Aside from a strong overview of the science and dietary importance of the macronutrients, Nourishing Traditions provides details on vitamins, minerals, and enzymes, listing out each along with it’s primary function and food sources options.
The bulk of this 600+ page book is full of recipes and cooking techniques that can help us regain vitality and eat more like we were intended to eat. I’ll be exploring some of these in the coming months and may share some simple options I find sustainable and appropriate for my lifestyle.
Before I conclude, let me make quick but important comment on the macronutrient breakdown mentioned above; it should be viewed as a starting reference point. Each of us has an individual biochemistry influenced by both our genetic ancestry and epigenetic influences that may have been passed down over many generations. Personally, I have a hard time digesting grains and this could be due to years, and perhaps a lineage, of eating poor grain options in the form of large Italian family dinners of mostly processed pastas and quick and easy before school and work breakfast cereals.

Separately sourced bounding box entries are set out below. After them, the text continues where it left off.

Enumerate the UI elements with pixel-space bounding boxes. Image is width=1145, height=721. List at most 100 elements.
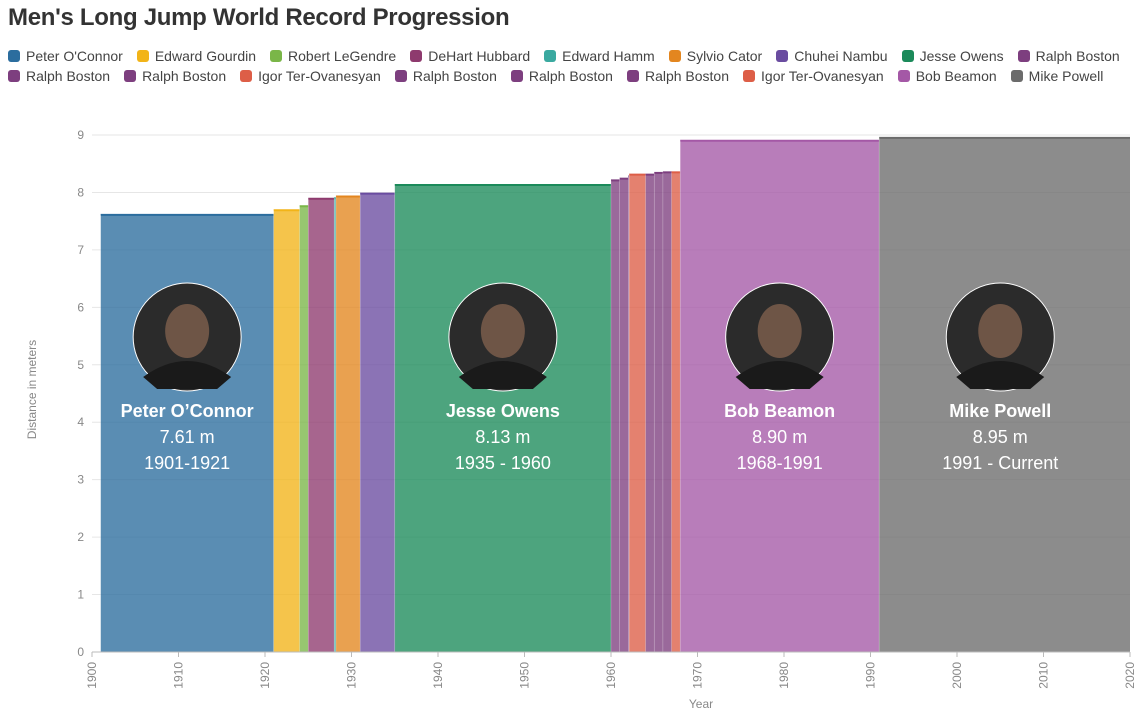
legend-label: Ralph Boston — [1035, 48, 1120, 64]
legend-swatch — [136, 50, 149, 62]
legend-swatch — [897, 70, 910, 82]
x-tick-label: 2010 — [1037, 662, 1051, 689]
annotation-years: 1991 - Current — [942, 453, 1058, 473]
record-area[interactable] — [335, 196, 361, 652]
record-area[interactable] — [628, 176, 630, 653]
axes: 0 1 2 3 4 5 6 7 8 9 1900 1910 1920 1930 1940 1950 1960 19… — [25, 128, 1137, 711]
legend-item[interactable]: Ralph Boston — [8, 66, 110, 86]
portrait-face — [978, 304, 1023, 358]
legend-item[interactable]: Edward Gourdin — [136, 46, 257, 66]
legend-item[interactable]: Ralph Boston — [394, 66, 497, 86]
legend-item[interactable]: Ralph Boston — [626, 66, 730, 86]
annotation-distance: 8.95 m — [973, 427, 1028, 447]
legend-label: Igor Ter-Ovanesyan — [258, 68, 381, 84]
portrait-face — [757, 304, 802, 358]
x-tick-label: 1970 — [691, 662, 705, 689]
portrait-shoulders — [458, 361, 547, 389]
legend-label: Ralph Boston — [644, 68, 730, 84]
legend-label: Ralph Boston — [412, 68, 497, 84]
record-areas — [100, 136, 1130, 653]
chart-title: Men's Long Jump World Record Progression — [8, 4, 510, 31]
legend-label: Chuhei Nambu — [794, 48, 888, 64]
legend-item[interactable]: Ralph Boston — [510, 66, 613, 86]
annotations: Peter O’Connor 7.61 m 1901-1921 Jesse Owens… — [121, 282, 1058, 473]
annotation-distance: 8.13 m — [475, 427, 530, 447]
x-tick-label: 1910 — [172, 662, 186, 689]
annotation-name: Mike Powell — [949, 401, 1051, 421]
portrait-shoulders — [143, 361, 232, 389]
record-area[interactable] — [671, 172, 681, 653]
annotation-years: 1935 - 1960 — [455, 453, 551, 473]
portrait-shoulders — [956, 361, 1045, 389]
x-tick-label: 1950 — [518, 662, 532, 689]
legend-item[interactable]: Peter O'Connor — [8, 46, 123, 66]
legend-swatch — [8, 50, 20, 62]
legend-label: Ralph Boston — [528, 68, 613, 84]
legend-label: Edward Gourdin — [154, 48, 257, 64]
portrait-face — [165, 304, 210, 358]
legend-item[interactable]: DeHart Hubbard — [410, 46, 530, 66]
x-tick-label: 1980 — [777, 662, 791, 689]
x-tick-label: 1940 — [431, 662, 445, 689]
legend-swatch — [124, 70, 137, 82]
y-tick-label: 7 — [77, 243, 84, 257]
legend-item[interactable]: Mike Powell — [1010, 66, 1104, 86]
legend-label: Ralph Boston — [142, 68, 227, 84]
legend-label: Bob Beamon — [915, 68, 997, 84]
record-area[interactable] — [879, 137, 1130, 653]
x-tick-label: 1990 — [864, 662, 878, 689]
annotation-name: Bob Beamon — [724, 401, 835, 421]
legend-item[interactable]: Bob Beamon — [897, 66, 997, 86]
legend-swatch — [743, 70, 756, 82]
x-tick-label: 1900 — [85, 662, 99, 689]
record-area[interactable] — [394, 184, 611, 652]
legend-label: Edward Hamm — [562, 48, 655, 64]
portrait-face — [480, 304, 525, 358]
record-area[interactable] — [360, 193, 395, 653]
record-area[interactable] — [308, 198, 335, 652]
y-tick-label: 9 — [77, 128, 84, 142]
legend-item[interactable]: Chuhei Nambu — [776, 46, 888, 66]
annotation-name: Jesse Owens — [446, 401, 560, 421]
legend-item[interactable]: Ralph Boston — [1017, 46, 1120, 66]
legend-label: DeHart Hubbard — [428, 48, 531, 64]
record-area[interactable] — [334, 198, 336, 652]
annotation-name: Peter O’Connor — [121, 401, 254, 421]
legend-swatch — [240, 70, 253, 82]
record-area[interactable] — [629, 174, 646, 653]
y-tick-label: 0 — [77, 645, 84, 659]
legend-item[interactable]: Robert LeGendre — [270, 46, 396, 66]
legend-swatch — [776, 50, 789, 62]
legend-swatch — [1017, 50, 1030, 62]
record-area[interactable] — [619, 178, 629, 652]
y-tick-label: 5 — [77, 358, 84, 372]
x-tick-label: 1930 — [345, 662, 359, 689]
record-area[interactable] — [654, 172, 663, 652]
legend-swatch — [1010, 70, 1023, 82]
record-area[interactable] — [273, 210, 300, 652]
legend-item[interactable]: Sylvio Cator — [668, 46, 763, 66]
record-area[interactable] — [645, 174, 655, 653]
y-tick-label: 3 — [77, 473, 84, 487]
legend-label: Mike Powell — [1028, 68, 1104, 84]
legend-item[interactable]: Jesse Owens — [901, 46, 1004, 66]
legend-item[interactable]: Ralph Boston — [124, 66, 226, 86]
legend-swatch — [510, 70, 523, 82]
legend-label: Robert LeGendre — [288, 48, 397, 64]
legend-swatch — [410, 50, 423, 62]
legend-swatch — [668, 50, 681, 62]
legend-label: Peter O'Connor — [26, 48, 123, 64]
record-area[interactable] — [662, 172, 672, 653]
record-area[interactable] — [611, 180, 620, 652]
legend-item[interactable]: Igor Ter-Ovanesyan — [743, 66, 884, 86]
legend-label: Sylvio Cator — [686, 48, 763, 64]
legend-item[interactable]: Edward Hamm — [544, 46, 655, 66]
record-area[interactable] — [299, 206, 309, 652]
record-area[interactable] — [680, 140, 880, 652]
y-tick-label: 2 — [77, 530, 84, 544]
legend-swatch — [8, 70, 20, 82]
legend-swatch — [544, 50, 557, 62]
legend-item[interactable]: Igor Ter-Ovanesyan — [240, 66, 381, 86]
x-tick-label: 1960 — [604, 662, 618, 689]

Frankly, I hadn’t even heard of terms such as soaking, fermenting, and sprouting until the last few years. I’ve also had some adrenal issues in recent years that may contribute to my poor digestion of certain foods. So, my macro breakdown is less on the carbs and higher on quality fats. I mention this to free you, the reader, from viewing this nutrition advice as hard-and-fast authoritatively dictated rules of eating. I believe we’ve suffered from enough of this type of mandated thinking, or unthinking. Instead, view it as a starting point with basic guidelines. Listen to your body—and brain—and take notice of the direction they are pointing you. Patiently absorb the information—and food—and make adjustments to fine tune your fueling.